Bipolar Thoughts

Mental Darwinism

A question recently posed by my psychiatrist: what is the evolutionary advantage to feelings, specifically bad feelings like depression or anxiety?

I should first note that my doctor strictly adheres to the methodology of cognitive behavioral therapy. He believes that all emotions have triggers, and finding those triggers are the key to good health. He also believes that the difference between myself with my mental illness, and another person who does not have a mental illness might simply be varying degrees of ‘born-with’ talents and abilities. Maybe my anxiety eats me alive not because I suffer from higher anxiety levels, but because I cannot deal with normal levels like most people.

I share most of those beliefs and I have written essays basically breaking down those views. So while they might seem extreme and dismissive of mental illness, it is actually empowering. He is still saying there is a difference, a born with difference, and he isn’t saying that difference isn’t physical/ mental illness. But what he is saying is that we are not permanently irrevocably broken. He also believes that therapy is the key, not medication. A view I have had since I was first diagnosed. These are just a few of the reasons I enjoy my shrink.

So what is the evolutionary advantage of feelings?

First, there doesn’t have to be one. Clearly there was an advantage to emotion. Fear kept us safe, anger propagated our dominance, love expanded and enhanced the species. It is possible that there were byproducts of having such advanced emotions, and those took the form of anxiety, depression, and self-doubt. Kinda like heart disease is the byproduct of a metabolism that is extremely good at storing fat in preparation for starvation. That is the easy explanation.
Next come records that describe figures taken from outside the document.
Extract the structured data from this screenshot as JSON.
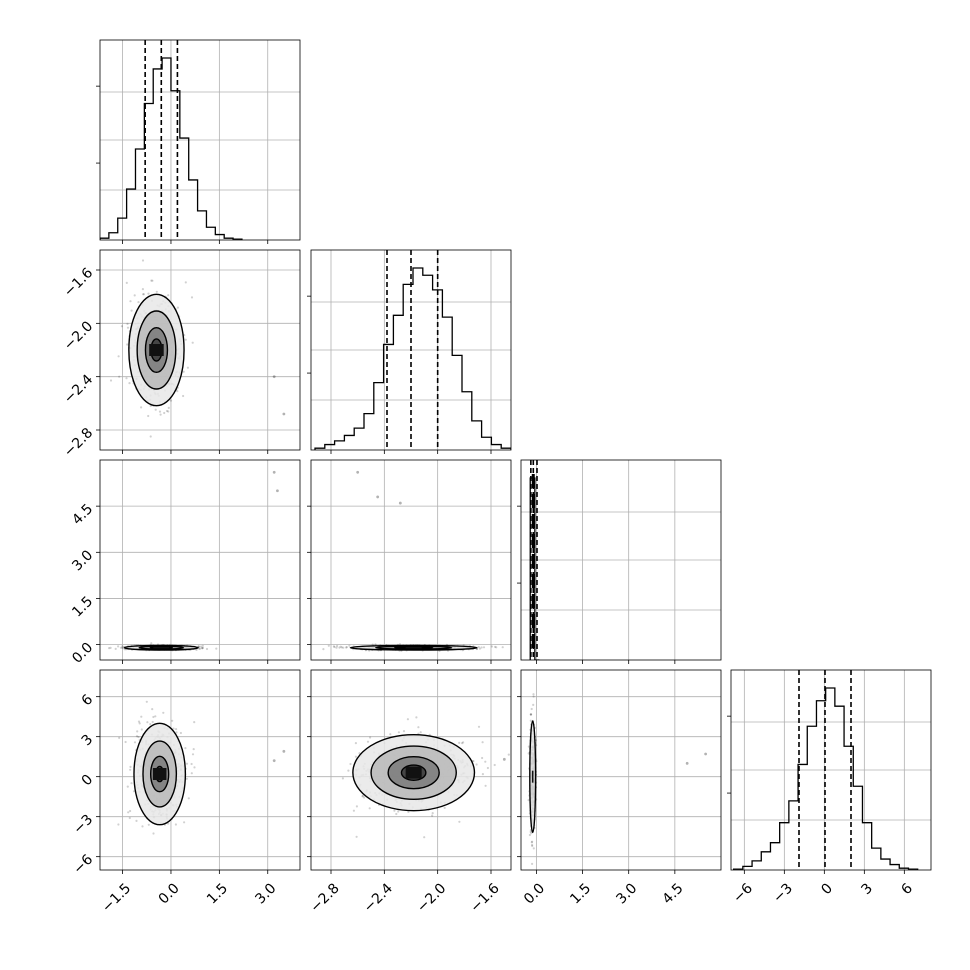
{
  "chart_data": {
    "type": "corner",
    "title": "",
    "grid": true,
    "parameters": [
      {
        "range": [
          -2.2,
          4.0
        ],
        "ticks": [
          -1.5,
          0.0,
          1.5,
          3.0
        ],
        "tick_labels": [
          "−1.5",
          "0.0",
          "1.5",
          "3.0"
        ],
        "quantiles": [
          -0.8,
          -0.3,
          0.2
        ]
      },
      {
        "range": [
          -2.95,
          -1.45
        ],
        "ticks": [
          -2.8,
          -2.4,
          -2.0,
          -1.6
        ],
        "tick_labels": [
          "−2.8",
          "−2.4",
          "−2.0",
          "−1.6"
        ],
        "quantiles": [
          -2.38,
          -2.2,
          -2.0
        ]
      },
      {
        "range": [
          -0.5,
          6.0
        ],
        "ticks": [
          0.0,
          1.5,
          3.0,
          4.5
        ],
        "tick_labels": [
          "0.0",
          "1.5",
          "3.0",
          "4.5"
        ],
        "quantiles": [
          -0.18,
          -0.1,
          0.02
        ]
      },
      {
        "range": [
          -7.0,
          8.0
        ],
        "ticks": [
          -6,
          -3,
          0,
          3,
          6
        ],
        "tick_labels": [
          "−6",
          "−3",
          "0",
          "3",
          "6"
        ],
        "quantiles": [
          -1.9,
          0.05,
          2.0
        ]
      }
    ],
    "histograms": [
      {
        "values": [
          0.01,
          0.04,
          0.12,
          0.28,
          0.5,
          0.75,
          0.94,
          1.0,
          0.82,
          0.56,
          0.33,
          0.16,
          0.07,
          0.03,
          0.01,
          0.005
        ]
      },
      {
        "values": [
          0.01,
          0.03,
          0.05,
          0.08,
          0.12,
          0.2,
          0.37,
          0.58,
          0.74,
          0.91,
          1.0,
          0.96,
          0.88,
          0.73,
          0.52,
          0.32,
          0.16,
          0.07,
          0.03,
          0.01
        ]
      },
      {
        "values": [
          1.0,
          0.0
        ]
      },
      {
        "values": [
          0.005,
          0.02,
          0.05,
          0.1,
          0.15,
          0.26,
          0.38,
          0.58,
          0.79,
          0.93,
          1.0,
          0.9,
          0.68,
          0.46,
          0.26,
          0.12,
          0.06,
          0.03,
          0.01,
          0.005
        ]
      }
    ],
    "scatter_blobs": [
      {
        "row": 1,
        "col": 0,
        "center": [
          -0.45,
          -2.2
        ],
        "spread": [
          0.45,
          0.22
        ],
        "level_scale": [
          1.0,
          0.7,
          0.4,
          0.2
        ]
      },
      {
        "row": 2,
        "col": 0,
        "center": [
          -0.3,
          -0.1
        ],
        "spread": [
          0.6,
          0.04
        ],
        "level_scale": [
          1.0,
          0.6,
          0.3
        ]
      },
      {
        "row": 2,
        "col": 1,
        "center": [
          -2.18,
          -0.1
        ],
        "spread": [
          0.25,
          0.04
        ],
        "level_scale": [
          1.0,
          0.6,
          0.3
        ]
      },
      {
        "row": 3,
        "col": 0,
        "center": [
          -0.35,
          0.2
        ],
        "spread": [
          0.42,
          2.0
        ],
        "level_scale": [
          1.0,
          0.65,
          0.35,
          0.15
        ]
      },
      {
        "row": 3,
        "col": 1,
        "center": [
          -2.18,
          0.3
        ],
        "spread": [
          0.24,
          1.5
        ],
        "level_scale": [
          1.0,
          0.7,
          0.42,
          0.2
        ]
      },
      {
        "row": 3,
        "col": 2,
        "center": [
          -0.12,
          0.0
        ],
        "spread": [
          0.05,
          2.2
        ],
        "level_scale": [
          1.0
        ]
      }
    ],
    "outliers": [
      {
        "row": 1,
        "col": 0,
        "x": 3.2,
        "y": -2.4
      },
      {
        "row": 1,
        "col": 0,
        "x": 3.5,
        "y": -2.68
      },
      {
        "row": 2,
        "col": 0,
        "x": 3.2,
        "y": 5.6
      },
      {
        "row": 2,
        "col": 0,
        "x": 3.3,
        "y": 5.0
      },
      {
        "row": 2,
        "col": 1,
        "x": -2.6,
        "y": 5.6
      },
      {
        "row": 2,
        "col": 1,
        "x": -2.45,
        "y": 4.8
      },
      {
        "row": 2,
        "col": 1,
        "x": -2.28,
        "y": 4.6
      },
      {
        "row": 3,
        "col": 0,
        "x": 3.2,
        "y": 1.2
      },
      {
        "row": 3,
        "col": 0,
        "x": 3.5,
        "y": 1.9
      },
      {
        "row": 3,
        "col": 1,
        "x": -1.5,
        "y": 1.3
      },
      {
        "row": 3,
        "col": 2,
        "x": 4.9,
        "y": 1.0
      },
      {
        "row": 3,
        "col": 2,
        "x": 5.5,
        "y": 1.7
      }
    ]
  }
}
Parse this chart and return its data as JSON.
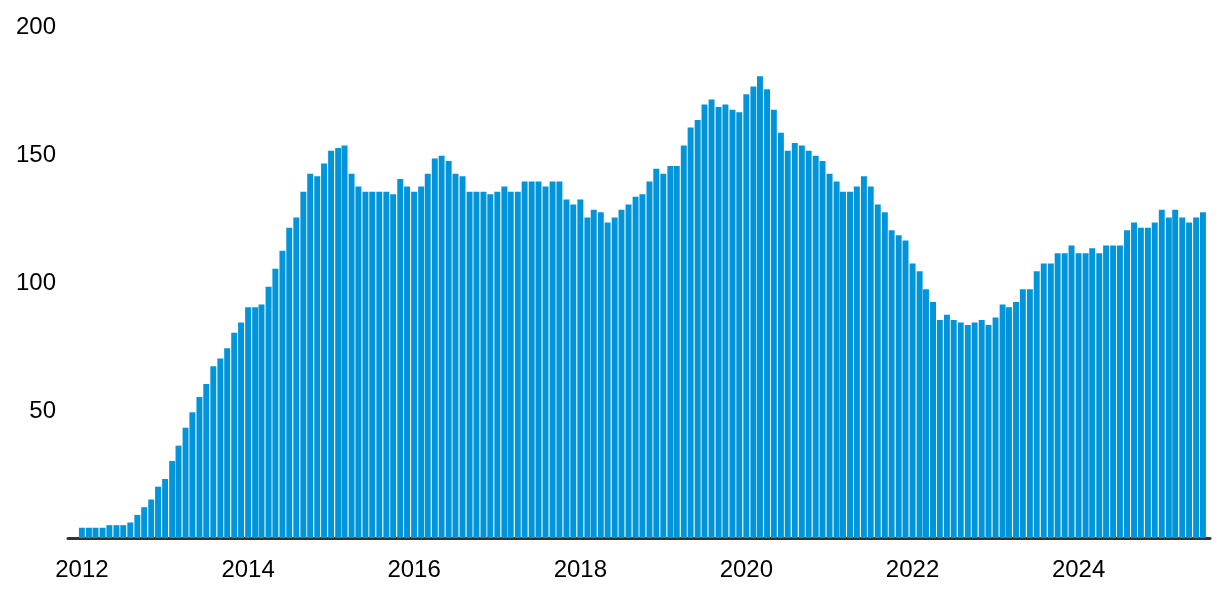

But what if depression and anxiety had their own advantage?

When he asked it, I probably had a queer look on my face. He stared at me, I think looking for an answer but I had none. Maybe anxiety kept us safe of things we didn’t know we should be afraid of? Like an extension of fear? Maybe people who were depressed stayed in bed all day and didn’t catch whatever virus was flying through the village? I had no idea what he was talking about.

He told me that one known cause of depression was a mutated gene that produces a lack of a neurotransmitter called NPY. The interesting thing that has been discovered is that when acute stress is forced upon a person with the mutated gene, the neurotransmitter releases an agent that both causes depression and boosts the immune system, especially in children. Acute stress that might cause depression today might be losing your job, but thousands of years ago it could come from a severe injury or who knows.

NPY has been shown to be hereditary, and may be the hereditary link often assumed in depression and mental illness in general. But it would also provide for a child that was more likely to fend off infection. There are other theories he told me about, going and laying in bed would conserve your energy for your immune system. And he actually did say that staying to yourself prevented you from catching a communicable disease.

Maybe he is right, maybe this research is right, I have no idea. Depression seems like a totally maladaptive consequence of some other thing happening. The fact that suicide kills more people than war and murder combined; or that it is the number one cause of violent death in the United States. Especially that it takes mostly the young, as the number one killer of people under the age of 25. It seems impossible to find a silver lining here.

But there is one. It appears as if evolution decided that it would spare the lives of the young, by increasing their immune systems, only to increase their suffering as adolescents and young adults. Mental illness kinda works that way too, I think. There really is nothing out there that makes it completely better. And sometimes it feels like you are trading off a bad thing for a different bad thing down the road. But at least you keep heading down that road a little longer.